Graph Morphable Models (GMM) represent the 3D object with a mesh (Fig. 1), an embedding of a graph in the Euclidean space and leverage the geometric information given by the graph to express the desired mesh in terms of local transformations.
Kulon et al. [4] propose to infer the pose and the shape of a picture of a hand by first creating
a latent representation of the GMM through the use of an auto-encoder. Then, a Convolutional Neural Network replaces the graph encoder by taking the image as input. Adding a camera regressor creates a weak projection and
align the mesh with the image Fig. 2. This thesis expands on the work of Kulon et al. by improving their down-sampling method, which self-reportedly originates artefacts and has a significant impact on the
overall performance. Furthermore, this thesis explores recent breakthroughs in Geometric Deep Learning and tests the efficacy of a learnable operator in this setting.

Figure 1: Hand GMM in [4].


Learnable operators in Geometric Deep Learning.
Geometric Deep Learning [1] covers a wide range of techniques and solutions used to process graph data (for GMMs but also collaborative filters or modelling molecules) and often have similar approaches. One approach is to use spectral methods to indirectly exploit the eigenvalues of an operator thus performing local transformations while keeping the desired invariance. This invariance commonly implies the independence to the ordering of the mesh’s vertices, the resistance to different discretization and perturbations and the invariance to transformations such as rigid motions. Graph Convolutional
Networks (GCN) use the Graph Laplacian also to enforce the (graph) translational invariance and are equivalent to CNNs for two-dimensional grids.
At the same time, the Graph Laplacian is an intrinsic operator, so it is only dependent on the underlying Riemannian manifold. The resulting features lose information regarding the actual pose (on a hand, this could be the curvature of a finger). Recently Wang et al. [6] showed how to define a learnable operator whose invariance is itself learned, allowing the model to automatically calibrate the amount of extrinsic and intrinsic information required for the specific task.

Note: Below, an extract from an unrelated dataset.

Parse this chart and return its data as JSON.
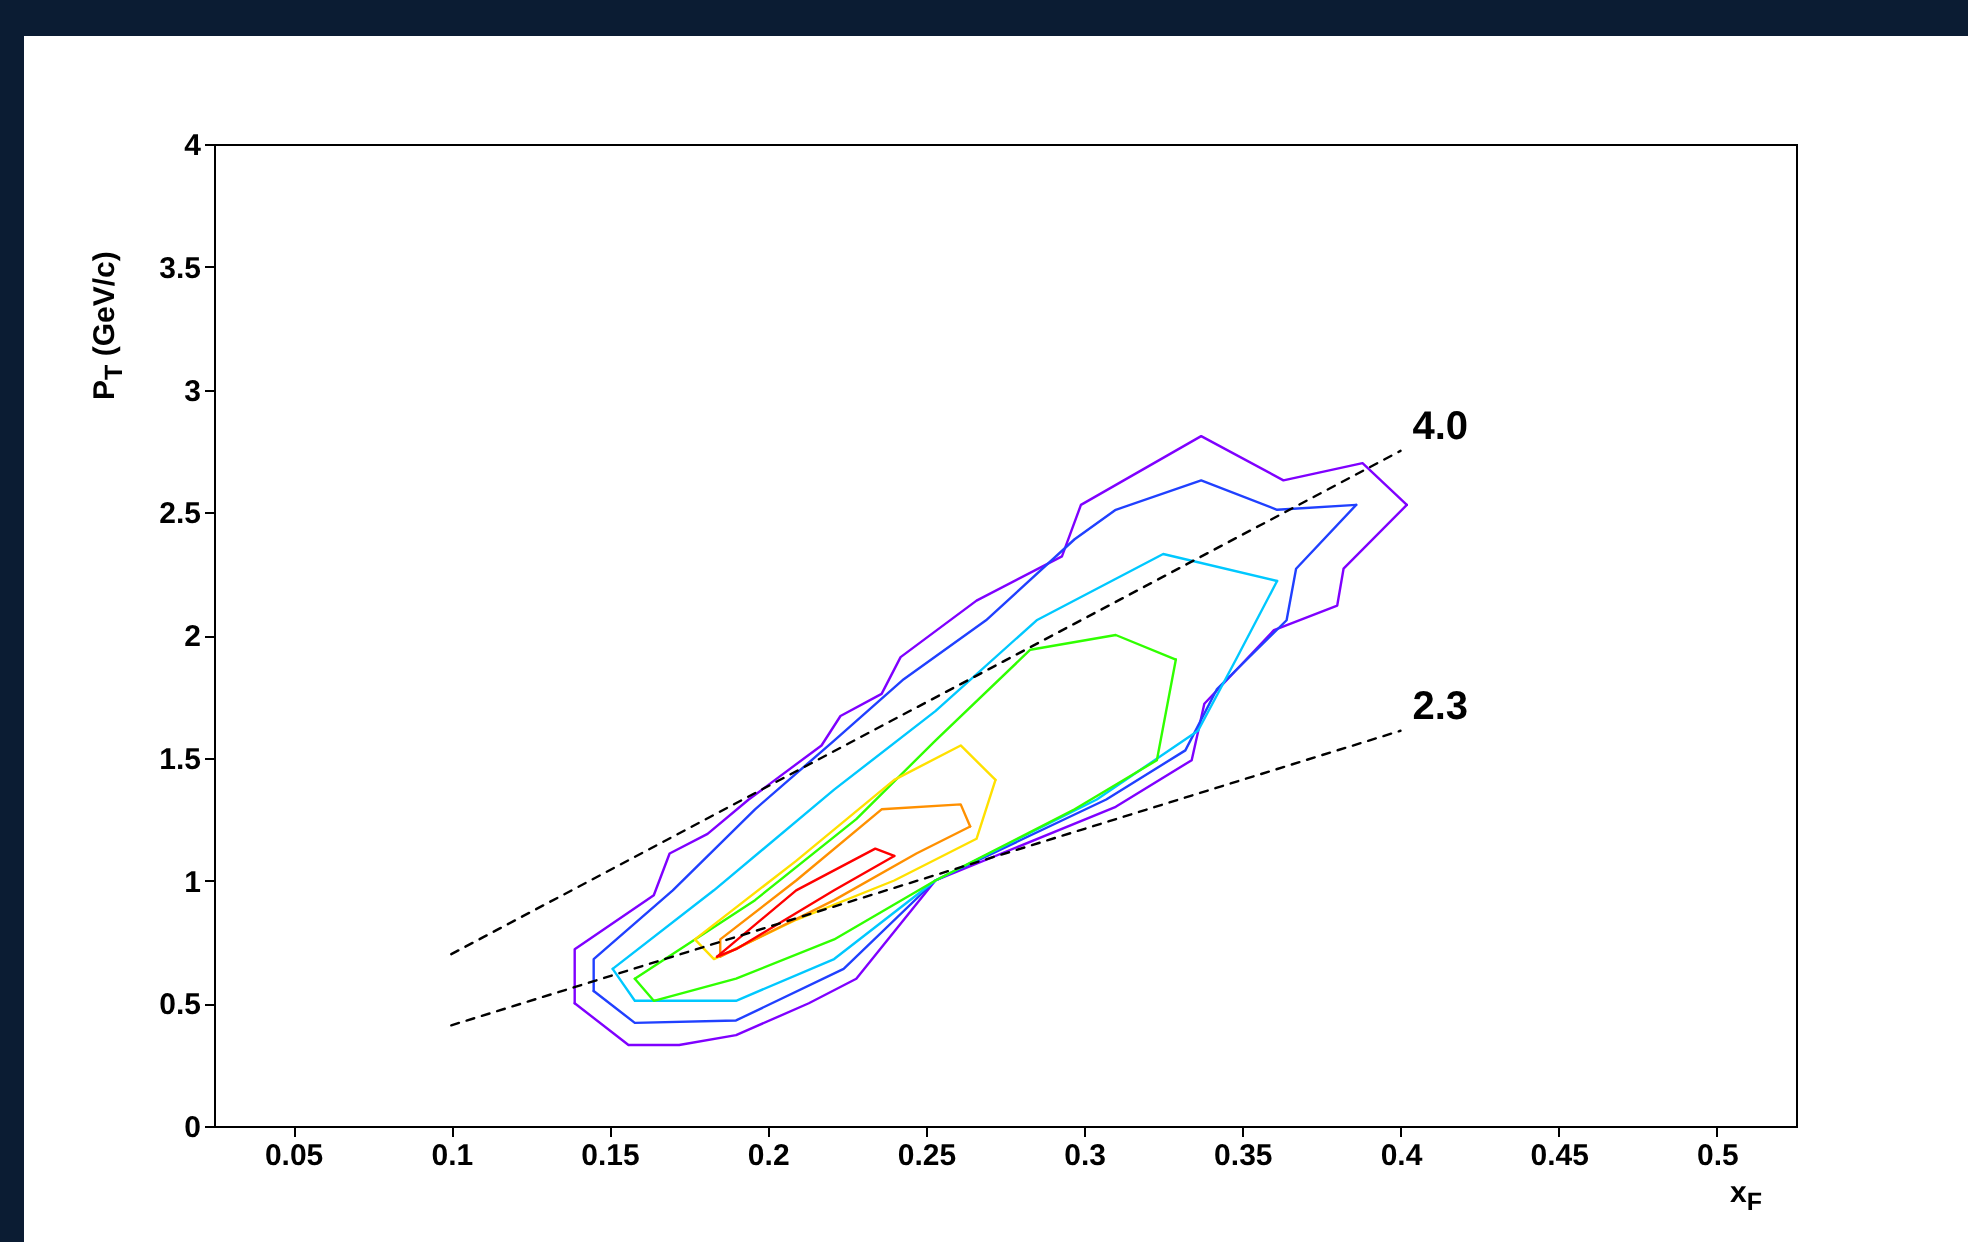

Figure 2: Pipeline of the Hand Reconstruction model in [4].


The goal of this Master thesis is to:
1. Understand and critically evaluate the reconstruction algorithm with convolutions [4] on a mesh.
2. Investigate alternative ways to regularise the encoders (variational losses sparsity constraints, . . .).
3. Solve the current problems experienced during the downsampling of the mesh with a novel downsampling technique that does not oversimplify the complex topology of a hand.
4. Replace the current Laplacian with a learned operator. Here you can draw inspiration from [6] and adapt their approach or improve upon it further.
5. Evaluate the method on the Panoptic Hand dataset [5] and conduct a thorough analysis of its performance compared to the reference reconstruction model, with an ablation study upon its improvements. The student will also be encouraged and supported towards adding more theoretical justification of the considered approaches, linking them to Discrete
Differential Geometry [2], and in providing new insights on geometric deep learning for 3D reconstruction.

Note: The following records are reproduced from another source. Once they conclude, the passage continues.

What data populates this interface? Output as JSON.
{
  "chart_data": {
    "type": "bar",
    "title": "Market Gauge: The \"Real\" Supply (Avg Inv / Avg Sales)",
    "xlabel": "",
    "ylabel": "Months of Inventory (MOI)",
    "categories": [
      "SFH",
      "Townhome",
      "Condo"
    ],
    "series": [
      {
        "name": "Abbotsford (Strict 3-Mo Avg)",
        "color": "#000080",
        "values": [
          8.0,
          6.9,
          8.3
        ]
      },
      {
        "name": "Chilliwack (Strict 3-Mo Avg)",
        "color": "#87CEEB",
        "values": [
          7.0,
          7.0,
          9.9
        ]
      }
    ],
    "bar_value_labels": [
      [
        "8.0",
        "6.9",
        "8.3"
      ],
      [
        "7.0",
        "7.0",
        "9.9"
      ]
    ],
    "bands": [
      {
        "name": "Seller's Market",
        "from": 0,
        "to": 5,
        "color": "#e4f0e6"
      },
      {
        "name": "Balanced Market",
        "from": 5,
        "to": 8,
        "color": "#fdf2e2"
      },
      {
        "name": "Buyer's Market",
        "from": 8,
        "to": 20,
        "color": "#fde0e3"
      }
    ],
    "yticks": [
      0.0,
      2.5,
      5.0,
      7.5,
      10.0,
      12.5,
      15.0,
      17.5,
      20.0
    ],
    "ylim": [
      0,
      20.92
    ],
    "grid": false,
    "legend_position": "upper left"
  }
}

[1] M. Bronstein, J. Bruna, Y. LeCun, A. Szlam, P. Vandergheynst, “Geometric deep learning: going beyond euclidean data” IEEE SIG PROC MAG 2016.
[2] K. Crane, F. Goes, M. Desbrun, P. Schröder, “Digital Geometry Processing with Discrete Exterior Calculus”. ACM SIGGRAPH 2013.
[3] B. Egger, W. A. P. Smith, A. Tewari, S. Wuhrer, M. Zollhoefer, T. Beeler, F. Bernard, T. Bolkart, A. Kortylewski, S. Romdhani, C. Theobalt, V. Blanz, T. Vetter, “3D Morphable Face Models – Past, Present and Future”. In ACM Transactions on Graphics (TOG).[4] D. Kulon, H. Wang, R. A. Güler, M. Bronstein, S. Zafeiriou “Single Image 3D Hand Reconstruction with Mesh Convolutions”. BMVC 2019.
[5] S. Tomas, J. Hanbyul, S. Yaser, “Hand Keypoint Detection in Single Images using Multiview Bootstrapping”. CVRP 2017
[6] Y. Wang, V. Kim, M. Bronstein, J. Solomon “Learning Geometric Operators on Meshes”. ICLR2019.